1. What is the volume of distribution (or tissue:blood partition coefficient) of the test chemical?

2. How does the volume of distribution compare to the body weight of the animal?

3. Are there specific binding/transport phenomena demonstrated or suspected for this chemical?

4. Does the extent of binding/transport appear to vary as a function of dose or species?

5. Is the distribution limited by membrane diffusion or blood flow to tissues?

Metabolism

1. What are the key pathways and enzymes involved in the metabolism of the chemical?

2. Are there quantitative estimates of metabolism parameters for the chemical (Vmax, Km, or CLint) as a function of species, life-stage, and duration of exposure?

3. What dose level corresponds to the deflection point of the linear kinetics in the test species of interest?

4. How does the CLint of the chemical compare with the hepatic blood flow?

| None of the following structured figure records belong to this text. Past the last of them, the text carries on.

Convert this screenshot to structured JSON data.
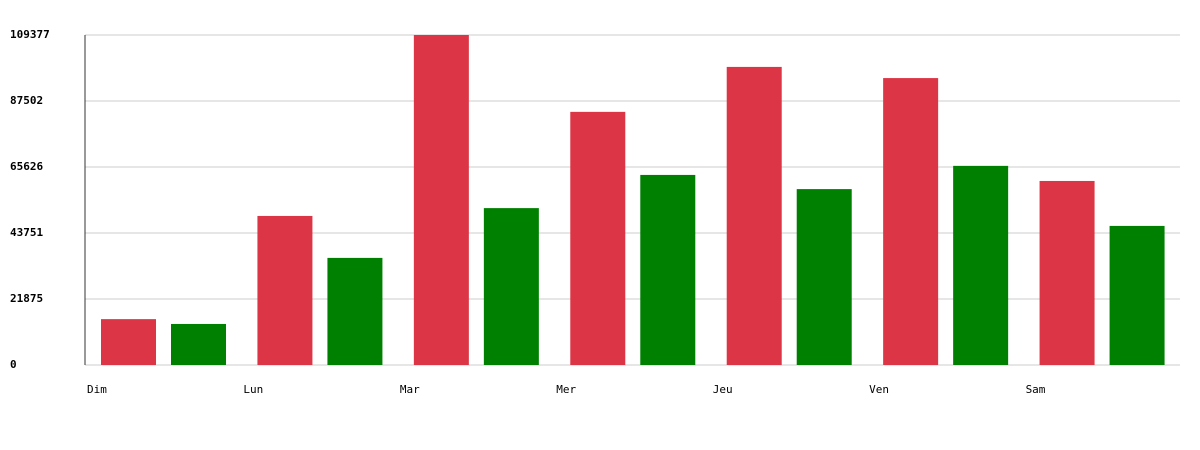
{
  "chart_data": {
    "type": "grouped-bar",
    "categories": [
      "Dim",
      "Lun",
      "Mar",
      "Mer",
      "Jeu",
      "Ven",
      "Sam"
    ],
    "series": [
      {
        "color": "#dc3545",
        "values": [
          15200,
          49400,
          109377,
          83900,
          98800,
          95100,
          61000
        ]
      },
      {
        "color": "#008000",
        "values": [
          13600,
          35500,
          52000,
          63000,
          58300,
          66000,
          46100
        ]
      }
    ],
    "ylim": [
      0,
      109377
    ],
    "yticks": [
      0,
      21875,
      43751,
      65626,
      87502,
      109377
    ],
    "grid": true
  }
}
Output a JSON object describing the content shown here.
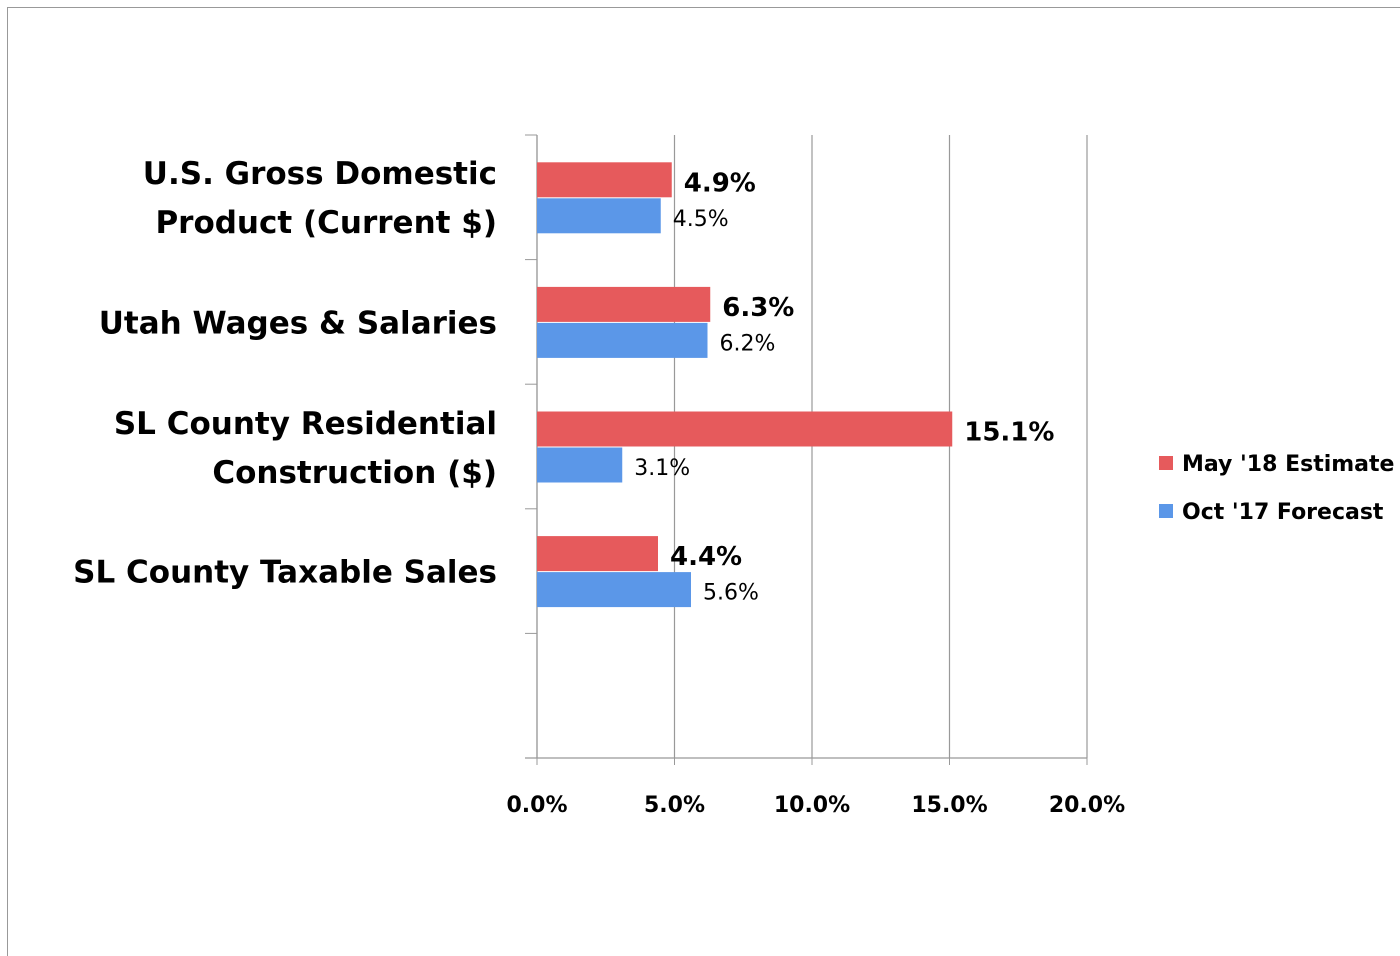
{
  "chart_data": {
    "type": "hbar",
    "categories": [
      "U.S. Gross Domestic Product (Current $)",
      "Utah Wages & Salaries",
      "SL County Residential Construction ($)",
      "SL County Taxable Sales"
    ],
    "series": [
      {
        "name": "May '18 Estimate",
        "color": "#e65a5c",
        "values": [
          4.9,
          6.3,
          15.1,
          4.4
        ],
        "value_labels": [
          "4.9%",
          "6.3%",
          "15.1%",
          "4.4%"
        ]
      },
      {
        "name": "Oct '17 Forecast",
        "color": "#5b97e8",
        "values": [
          4.5,
          6.2,
          3.1,
          5.6
        ],
        "value_labels": [
          "4.5%",
          "6.2%",
          "3.1%",
          "5.6%"
        ]
      }
    ],
    "xlim": [
      0,
      20
    ],
    "xticks": [
      {
        "value": 0,
        "label": "0.0%"
      },
      {
        "value": 5,
        "label": "5.0%"
      },
      {
        "value": 10,
        "label": "10.0%"
      },
      {
        "value": 15,
        "label": "15.0%"
      },
      {
        "value": 20,
        "label": "20.0%"
      }
    ],
    "grid": true,
    "legend": "right"
  }
}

5. What is the significance of extrahepatic metabolism pathways and rates?

Excretion

1. What are the major excretion pathways in the test species of interest?

2. Are the rates known for each of the major excretion pathways?

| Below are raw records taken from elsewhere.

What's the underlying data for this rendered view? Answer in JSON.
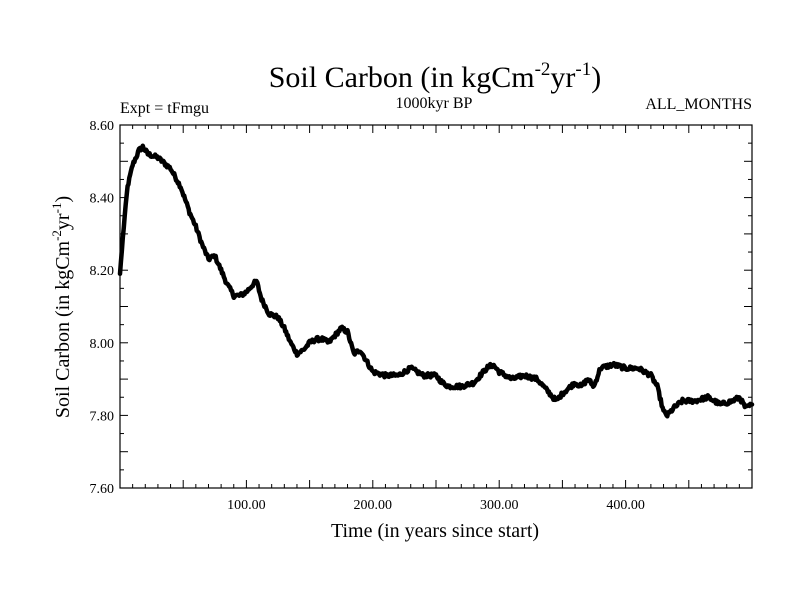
{
  "chart_data": {
    "type": "line",
    "title": {
      "main": "Soil Carbon (in kgCm",
      "sup1": "-2",
      "mid": "yr",
      "sup2": "-1",
      "end": ")"
    },
    "subtitle_left": "Expt = tFmgu",
    "subtitle_center": "1000kyr BP",
    "subtitle_right": "ALL_MONTHS",
    "xlabel": "Time (in years since start)",
    "ylabel": {
      "main": "Soil Carbon (in kgCm",
      "sup1": "-2",
      "mid": "yr",
      "sup2": "-1",
      "end": ")"
    },
    "xlim": [
      0,
      500
    ],
    "ylim": [
      7.6,
      8.6
    ],
    "x_ticks": [
      {
        "value": 100,
        "label": "100.00"
      },
      {
        "value": 200,
        "label": "200.00"
      },
      {
        "value": 300,
        "label": "300.00"
      },
      {
        "value": 400,
        "label": "400.00"
      }
    ],
    "y_ticks": [
      {
        "value": 7.6,
        "label": "7.60"
      },
      {
        "value": 7.8,
        "label": "7.80"
      },
      {
        "value": 8.0,
        "label": "8.00"
      },
      {
        "value": 8.2,
        "label": "8.20"
      },
      {
        "value": 8.4,
        "label": "8.40"
      },
      {
        "value": 8.6,
        "label": "8.60"
      }
    ],
    "series": [
      {
        "name": "Soil Carbon",
        "color": "#000000",
        "x": [
          0,
          3,
          6,
          10,
          15,
          18,
          22,
          30,
          40,
          48,
          55,
          60,
          65,
          70,
          75,
          80,
          85,
          90,
          95,
          100,
          105,
          108,
          112,
          118,
          125,
          130,
          135,
          140,
          145,
          150,
          155,
          160,
          165,
          170,
          175,
          180,
          185,
          190,
          195,
          200,
          210,
          220,
          230,
          240,
          250,
          255,
          260,
          265,
          270,
          280,
          290,
          295,
          300,
          310,
          320,
          330,
          340,
          345,
          350,
          360,
          365,
          370,
          375,
          380,
          390,
          400,
          410,
          420,
          425,
          430,
          433,
          438,
          445,
          455,
          465,
          475,
          485,
          490,
          495,
          500
        ],
        "y": [
          8.19,
          8.32,
          8.43,
          8.49,
          8.53,
          8.54,
          8.52,
          8.51,
          8.48,
          8.43,
          8.36,
          8.32,
          8.27,
          8.23,
          8.24,
          8.2,
          8.16,
          8.13,
          8.13,
          8.14,
          8.16,
          8.17,
          8.12,
          8.08,
          8.07,
          8.04,
          8.0,
          7.97,
          7.98,
          8.0,
          8.01,
          8.01,
          8.0,
          8.02,
          8.04,
          8.03,
          7.97,
          7.98,
          7.95,
          7.92,
          7.91,
          7.91,
          7.93,
          7.91,
          7.91,
          7.89,
          7.88,
          7.88,
          7.88,
          7.89,
          7.93,
          7.94,
          7.92,
          7.9,
          7.91,
          7.9,
          7.86,
          7.84,
          7.86,
          7.89,
          7.88,
          7.9,
          7.88,
          7.93,
          7.94,
          7.93,
          7.93,
          7.91,
          7.88,
          7.81,
          7.8,
          7.82,
          7.84,
          7.84,
          7.85,
          7.83,
          7.84,
          7.85,
          7.82,
          7.83
        ]
      }
    ],
    "line_width": 4.5,
    "noise_amplitude": 0.006
  }
}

3. If so, how do they compare with the physiological limits for organ clearance (i.e., blood flow rates)?

An understanding of these aspects is key to the interpretation of the kinetic behavior of a chemical in terms of the critical dose metrics across dose, routes, and species. In this regard, the above ADME factors can be integrated within a PK model to facilitate predictions of their impact on a given dose metric, under various hypothetical dosing scenarios. Thus, the quantitative use of PK data/model can help select the spacing and number of doses. Such PK information is also critical in planning future/supplementary studies by a different route or in a different species. In this regard, PBPK models or steady-state algorithms can be used to compute the pharmacokinetically equivalent dose for one route of exposure from another (e.g., inhalation to oral).

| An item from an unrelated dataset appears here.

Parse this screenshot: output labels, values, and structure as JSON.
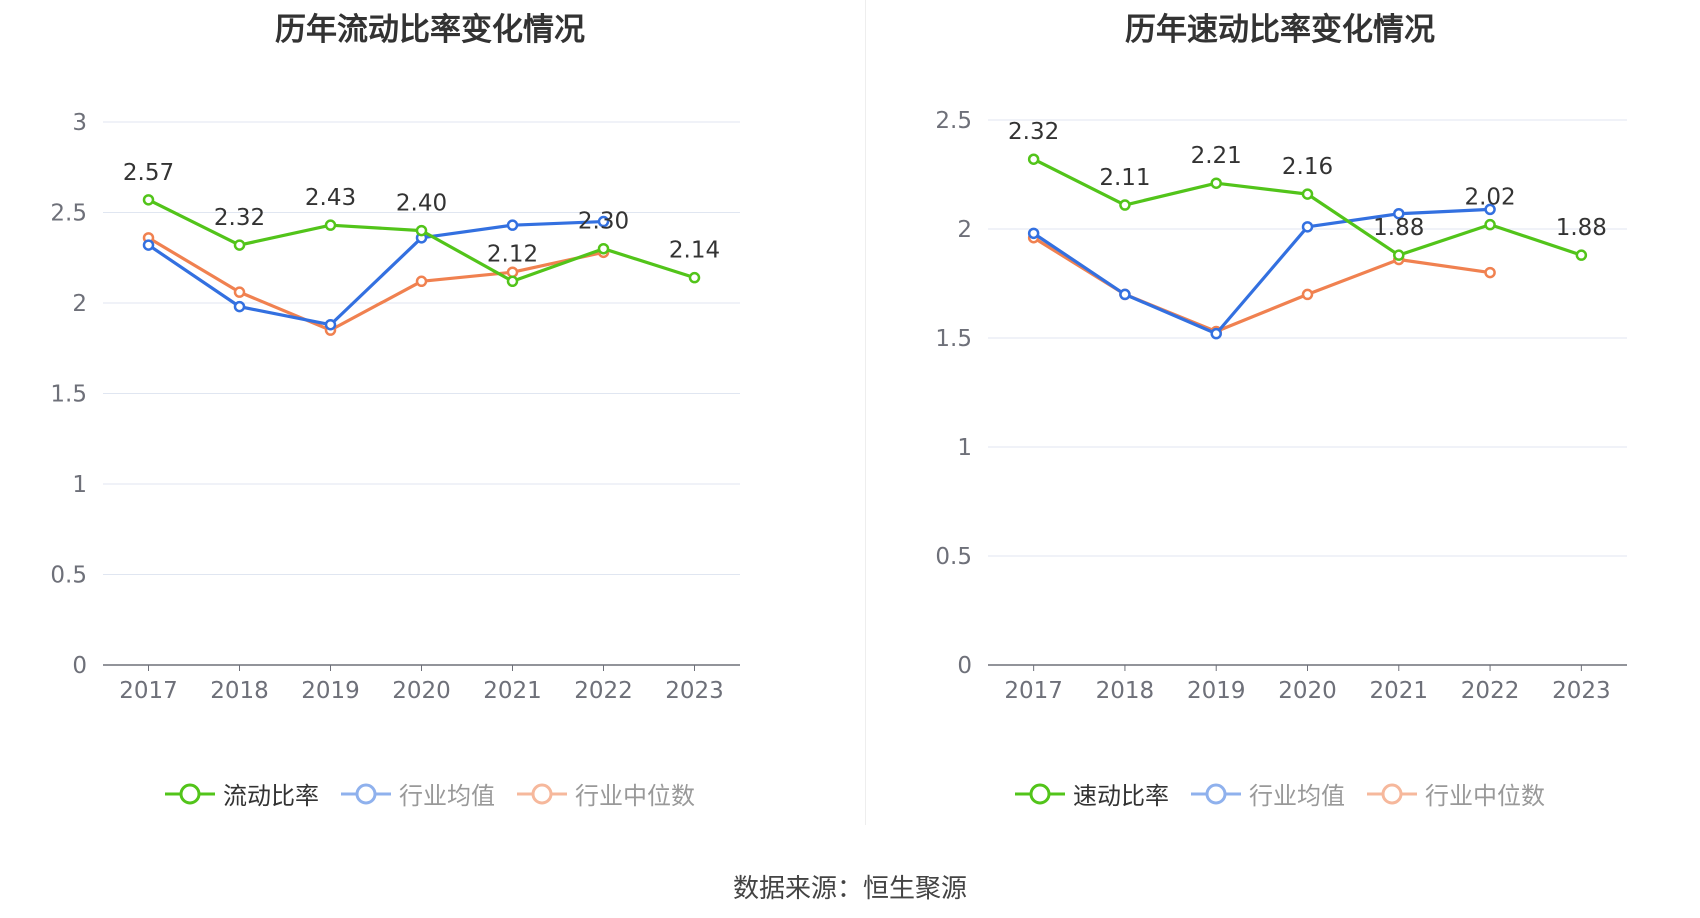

The PK data and models are also useful in choosing dose levels that will remain in the linear range, and in selection of appropriate sampling times during which the concentrations of parent chemical and/or metabolite(s) are likely to remain well above the limit of quantitation of the analytical method. In this regard, predictive models, such as PBPK models, are uniquely useful in providing a priori simulation of concentration versus time-course data, based on independent estimates of parameters using in vitro or in silico approaches. This particular application facilitates the selection of blood or tissue sampling times corresponding to critical phases of the PK curve so that reliable calculations of AUC0–t can be made, avoiding the assignment of unequal weighting to selected portions of the PK curve.

Concluding Remarks

PK data and models are essential for effective design and interpretation of toxicity studies. Dose metrics of relevance to the mode of action of chemicals (e.g., Cmax, AUC0–t) are more effective than the administered dose, in relating to the response seen in systemic toxicity studies and cancer bioassays. The PK data collected in test animals or in satellite groups should be analyzed to develop parameters and/or models, given the intended end-use. In this regard, PBPK models are powerful tools for integrating the determinants of absorption, metabolism, protein binding, etc., obtained in vitro with animal physiology for providing simulations of outcome in intact animals. The integration of PBPK models with biologically based pharmacodynamic models would enhance the potential of simulating the time-course of the relevant dose metrics and toxicological responses in exposed animals and humans based on kinetic and dynamic mechanisms.